Diese Maxime ist von größter Bedeutung. Das Gericht betont, dass die bloße Fotografie eines Dokuments, wie der Vollmacht zur Berufung, des Personalausweises des Angeklagten oder der Versandquittung, nicht ausreicht. Der Grund dafür ist einfach, aber tiefgreifend: Eine Fotografie bietet, wenn sie nicht mit einer Beglaubigung versehen oder nicht „per relationem“ oder „durch Einbeziehung“ als integraler Bestandteil der Akte übernommen wird, keinerlei Gewähr für ihre Herkunft und Echtheit. Mit anderen Worten, es kann nicht sichergestellt werden, dass das fotografisch reproduzierte Dokument tatsächlich das Original ist und vom jeweiligen Inhaber stammt.
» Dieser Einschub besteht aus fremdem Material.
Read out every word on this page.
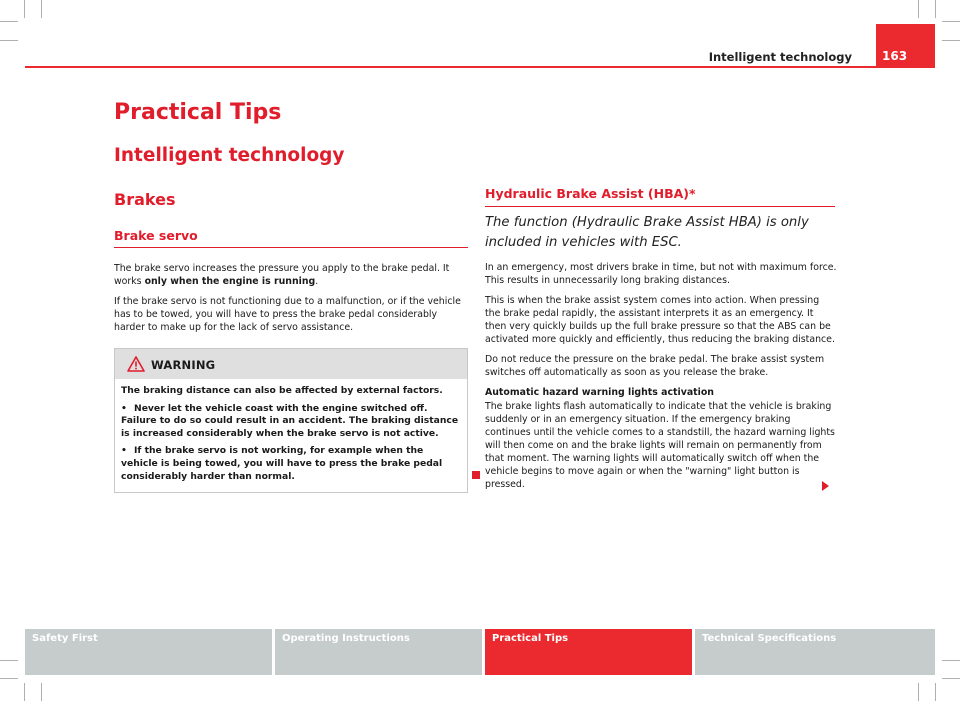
Intelligent technology	163
Practical Tips
Intelligent technology
Brakes
Brake servo

The brake servo increases the pressure you apply to the brake pedal. It works only when the engine is running.

If the brake servo is not functioning due to a malfunction, or if the vehicle has to be towed, you will have to press the brake pedal considerably harder to make up for the lack of servo assistance.

WARNING

The braking distance can also be affected by external factors.

• Never let the vehicle coast with the engine switched off. Failure to do so could result in an accident. The braking distance is increased considerably when the brake servo is not active.

• If the brake servo is not working, for example when the vehicle is being towed, you will have to press the brake pedal considerably harder than normal.

Hydraulic Brake Assist (HBA)*

The function (Hydraulic Brake Assist HBA) is only included in vehicles with ESC.

In an emergency, most drivers brake in time, but not with maximum force. This results in unnecessarily long braking distances.

This is when the brake assist system comes into action. When pressing the brake pedal rapidly, the assistant interprets it as an emergency. It then very quickly builds up the full brake pressure so that the ABS can be activated more quickly and efficiently, thus reducing the braking distance.

Do not reduce the pressure on the brake pedal. The brake assist system switches off automatically as soon as you release the brake.

Automatic hazard warning lights activation

The brake lights flash automatically to indicate that the vehicle is braking suddenly or in an emergency situation. If the emergency braking continues until the vehicle comes to a standstill, the hazard warning lights will then come on and the brake lights will remain on permanently from that moment. The warning lights will automatically switch off when the vehicle begins to move again or when the "warning" light button is pressed.

Safety First	Operating Instructions	Practical Tips	Technical Specifications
Die Rechtsprechung des Obersten Kassationsgerichts hat stets auf die Notwendigkeit fester Formen für Prozessakten bestanden, um die Ordnung des Verfahrens und die Rechte der Parteien zu schützen. Fotokopien, in Ermangelung einer Bestätigung der Übereinstimmung mit dem Original durch einen Amtsträger (wie den Verteidiger selbst im Rahmen seiner Befugnisse oder einen Notar) oder ohne klaren Bezug und Einbeziehung in die Hauptakte, erfüllen diese Anforderung nicht.
Die Entscheidung des Obersten Kassationsgerichts basiert auf Eckpfeilern unseres Prozessrechts. Artikel 110 der Strafprozessordnung bestimmt, dass Akten schriftlich zu erfolgen haben, während die Artikel 111 und 111-bis die Formen der Akten und deren Übermittlung regeln. Die Digitalisierung des Verfahrens hat neue Modalitäten eingeführt, aber das Bedürfnis nach Sicherheit und Zuverlässigkeit nicht geschmälert.
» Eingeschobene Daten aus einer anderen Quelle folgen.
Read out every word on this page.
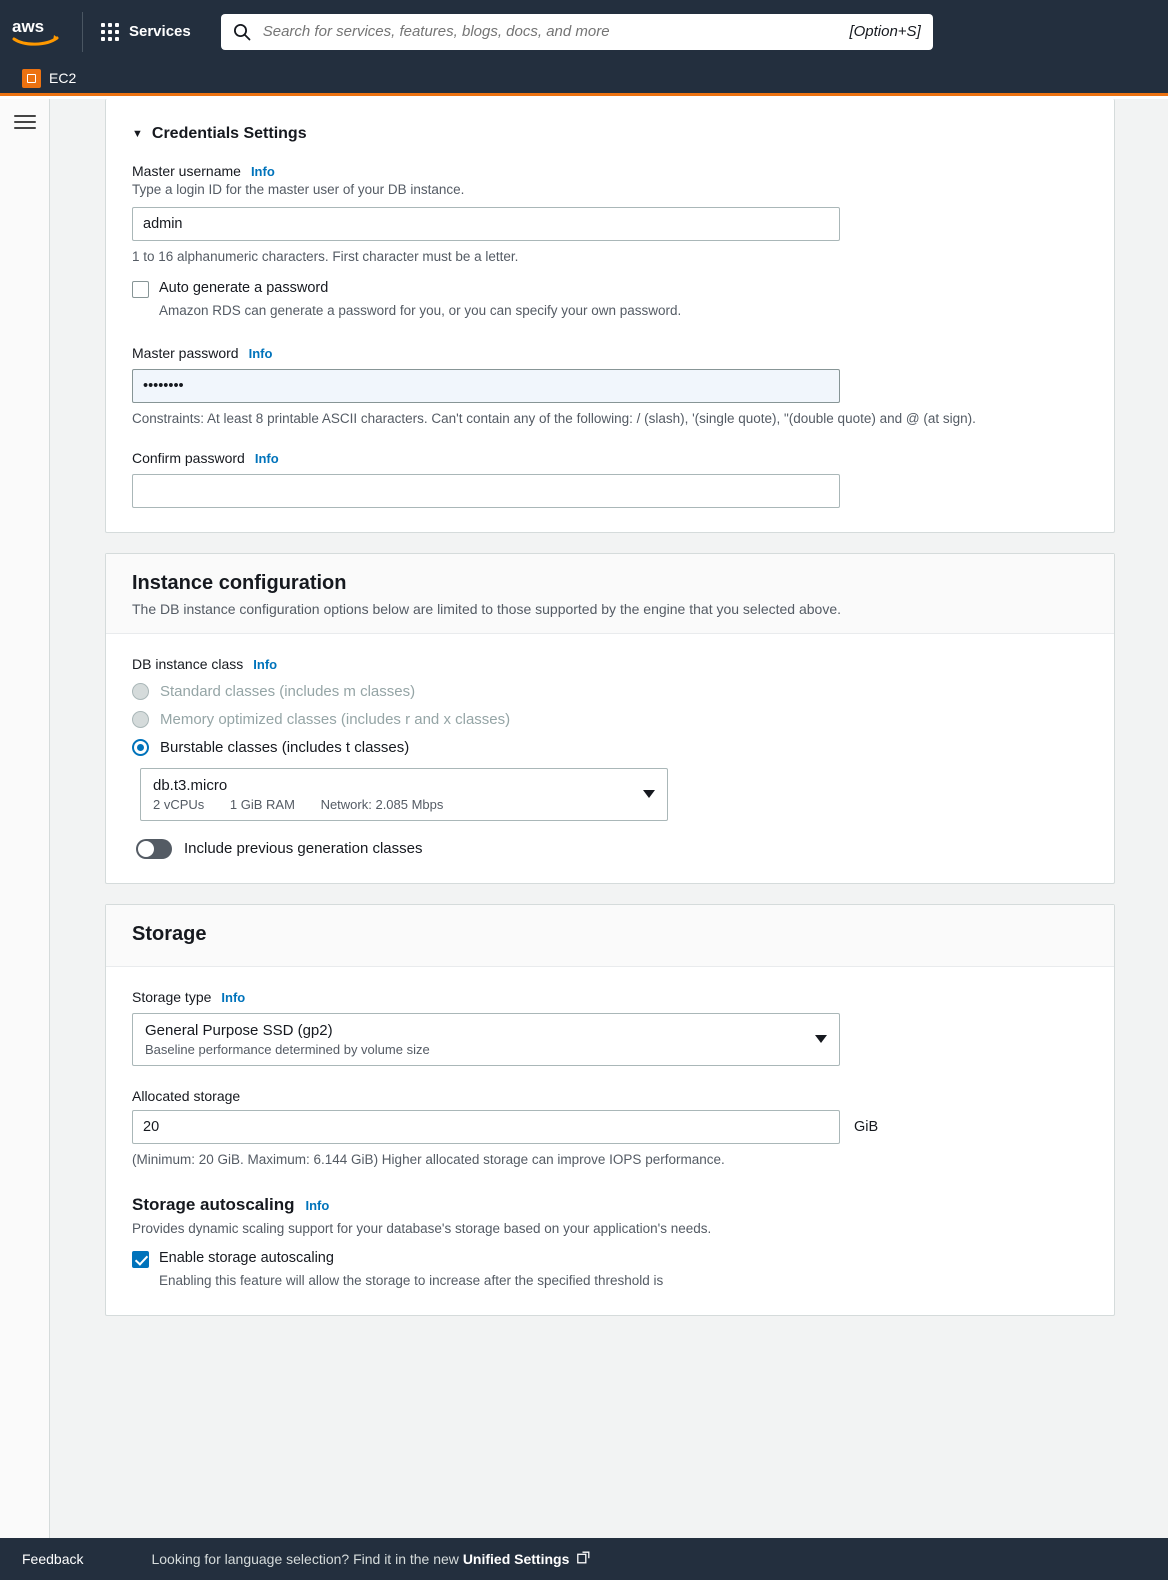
aws	Services
Search for services, features, blogs, docs, and more	[Option+S]
EC2
▼ Credentials Settings
Master username Info
Type a login ID for the master user of your DB instance.
admin
1 to 16 alphanumeric characters. First character must be a letter.
Auto generate a password
Amazon RDS can generate a password for you, or you can specify your own password.
Master password Info
••••••••
Constraints: At least 8 printable ASCII characters. Can't contain any of the following: / (slash), '(single quote), "(double quote) and @ (at sign).
Confirm password Info
Instance configuration

The DB instance configuration options below are limited to those supported by the engine that you selected above.

DB instance class Info
Standard classes (includes m classes)
Memory optimized classes (includes r and x classes)
Burstable classes (includes t classes)
db.t3.micro
2 vCPUs 1 GiB RAM Network: 2.085 Mbps
Include previous generation classes
Storage
Storage type Info
General Purpose SSD (gp2)
Baseline performance determined by volume size
Allocated storage
20
GiB
(Minimum: 20 GiB. Maximum: 6.144 GiB) Higher allocated storage can improve IOPS performance.
Storage autoscaling Info
Provides dynamic scaling support for your database's storage based on your application's needs.
Enable storage autoscaling
Enabling this feature will allow the storage to increase after the specified threshold is
Feedback	Looking for language selection? Find it in the new Unified Settings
Die Forderung nach Beglaubigung oder klarer Einbeziehung ist kein bloßer bürokratischer Formalismus, sondern eine wesentliche Garantie für:
Der vom Obersten Kassationsgericht aufgestellte Grundsatz steht im Einklang mit früheren Entscheidungen (wie Nr. 32123 von 2020 und Nr. 29185 von 2024) und stärkt die Ausrichtung, dass prozessuale Formalitäten, obwohl sie streng erscheinen mögen, unverzichtbare Säulen für ein faires und gerechtes Verfahren sind.
Das Urteil Nr. 22027/2025 des Obersten Kassationsgerichts ist eine wichtige Mahnung für alle Rechtsakteure, insbesondere für Verteidiger. Die Sorgfalt bei der Einhaltung der Formen ist eine unabdingbare Voraussetzung für die Gültigkeit von Prozessakten, insbesondere in einem so sensiblen Bereich wie dem der strafrechtlichen Berufungen.
Um das Risiko der Unzulässigkeit zu vermeiden, ist es unerlässlich, dass die der Berufungsschrift beigefügten Dokumente, die gemäß Art. 581 Abs. 1-quater StPO erforderlich sind, im Original, in einer beglaubigten Kopie (bestätigt durch den Verteidiger oder einen anderen Amtsträger) oder klar in die Akte selbst einbezogen vorgelegt werden, um ihre Herkunft und Echtheit eindeutig zu gewährleisten. Die bloße Fotokopie ist ohne die gebotenen Vorsichtsmaßnahmen nicht ausreichend. Dieser Grundsatz unterstreicht einmal mehr, wie im Recht und insbesondere im Strafverfahren die Form oft Substanz ist und deren korrekte Einhaltung eine Garantie für Gerechtigkeit und Legalität darstellt.